Below is a clearer way to approach this.
Option 1: Avoid the Default Option
Most directors default to:
- Salary
- Bonus
- Dividends
These are simple but expensive.
Typical outcome:
- Up to 40% income tax
- USC up to 8%
- PRSI up to 4%
Result: You could lose over 50% of your surplus company cash.
Better approach: Treat extraction as a strategy, not a transaction.
Option 2: Use Pension Contributions (Most Tax-Efficient Route)
For many directors, pensions remain the most effective way to move surplus company cash.
Why pensions work:
- Company contributions are usually tax-deductible
- Family business with Husband and Wife Director x 2 pensions
- Family business with Husband and Wife Director x 2 pensions
- No benefit-in-kind in most cases
- Funds grow tax free
- No immediate personal tax
Example:
- Company has €100,000 surplus cash not needed for working capital
- Pays it into a pension
Outcome:
- Corporation tax relief (12.5% if trading income)
- No personal tax now
- Full €100,000 is invested in your pension
Compare that to taking it personally:
- You might net €45,000 or less
When this works best:
- You do not need the money immediately
- You are building long-term wealth
- Your pension is below the Standard Fund Threshold limits
Consider Employer Pension + Personal Access Strategy
A more refined version is:
- Maximise employer pension contributions now
- Plan structured drawdown later (ARF, retirement tax free lump sum)
This allows:
- Tax deferral
- Controlled withdrawals in lower tax bands later
Option 3 Extract via Retirement Relief / Exit Planning
If you are planning to exit your business:
- Retirement Relief
- Revised Entrepreneur Relief
can allow significantly lower tax rates on extraction.
This requires:
- Advance planning
- Correct business structure
- Timing
Option 4: Invest Within the Company vs Extracting
Sometimes the better move is:
- Do not extract at all yet
Instead:
- Invest surplus company cash inside the company
But be careful:
- Investment income is taxed at 25%
- Close company surcharge can apply if profits are not distributed
This strategy works best as:
- A holding Company structure
- Part of a wider long-term plan
Common Cash Extraction Mistakes to Avoid
- Taking large bonuses late in the year “to clear cash”

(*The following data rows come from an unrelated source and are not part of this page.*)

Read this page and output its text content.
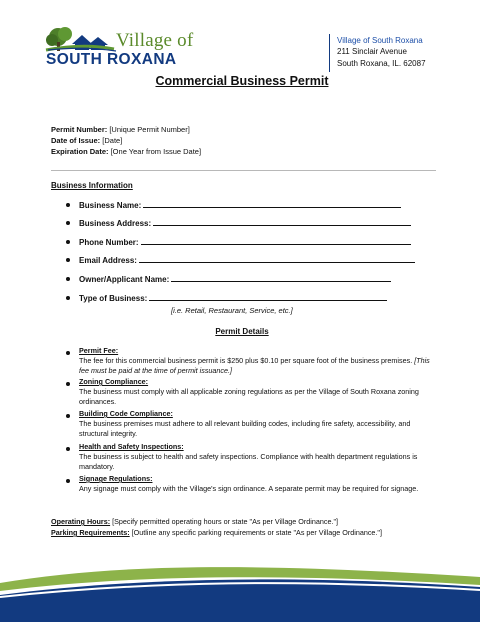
Village of
SOUTH ROXANA
Village of South Roxana
211 Sinclair Avenue
South Roxana, IL. 62087
Commercial Business Permit
Permit Number: [Unique Permit Number]
Date of Issue: [Date]
Expiration Date: [One Year from Issue Date]
Business Information
Business Name:
Business Address:
Phone Number:
Email Address:
Owner/Applicant Name:
Type of Business:
[i.e. Retail, Restaurant, Service, etc.]
Permit Details
Permit Fee:
The fee for this commercial business permit is $250 plus $0.10 per square foot of the business premises. [This fee must be paid at the time of permit issuance.]
Zoning Compliance:
The business must comply with all applicable zoning regulations as per the Village of South Roxana zoning ordinances.
Building Code Compliance:
The business premises must adhere to all relevant building codes, including fire safety, accessibility, and structural integrity.
Health and Safety Inspections:
The business is subject to health and safety inspections. Compliance with health department regulations is mandatory.
Signage Regulations:
Any signage must comply with the Village's sign ordinance. A separate permit may be required for signage.
Operating Hours: [Specify permitted operating hours or state "As per Village Ordinance."]
Parking Requirements: [Outline any specific parking requirements or state "As per Village Ordinance."]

- Leaving large sums idle earning little return
- Ignoring pensions for lowering your tax bill
- Making decisions without tax planning
Practical Example
Scenario:
- Director has €200,000 surplus cash
Option 1: Take as income
- Net received: approx. €100,000
Option 2: Pension contribution
- €200,000 invested
- Immediate tax relief at company level
- Long-term tax efficiency
Difference: Potentially €100,000+ retained in your favour
Final Thought
The biggest cost is not tax itself, it is making decisions without a strategy.
If you plan correctly, you can:
- Defer tax
- Reduce tax
- Control when and how you access your wealth
Important to know
- Past performance is not a reliable guide to future performance.
- The value of your investment may go down as well as up.
- There is no guarantee that the accumulated retirement fund will provide any specific level of retirement income.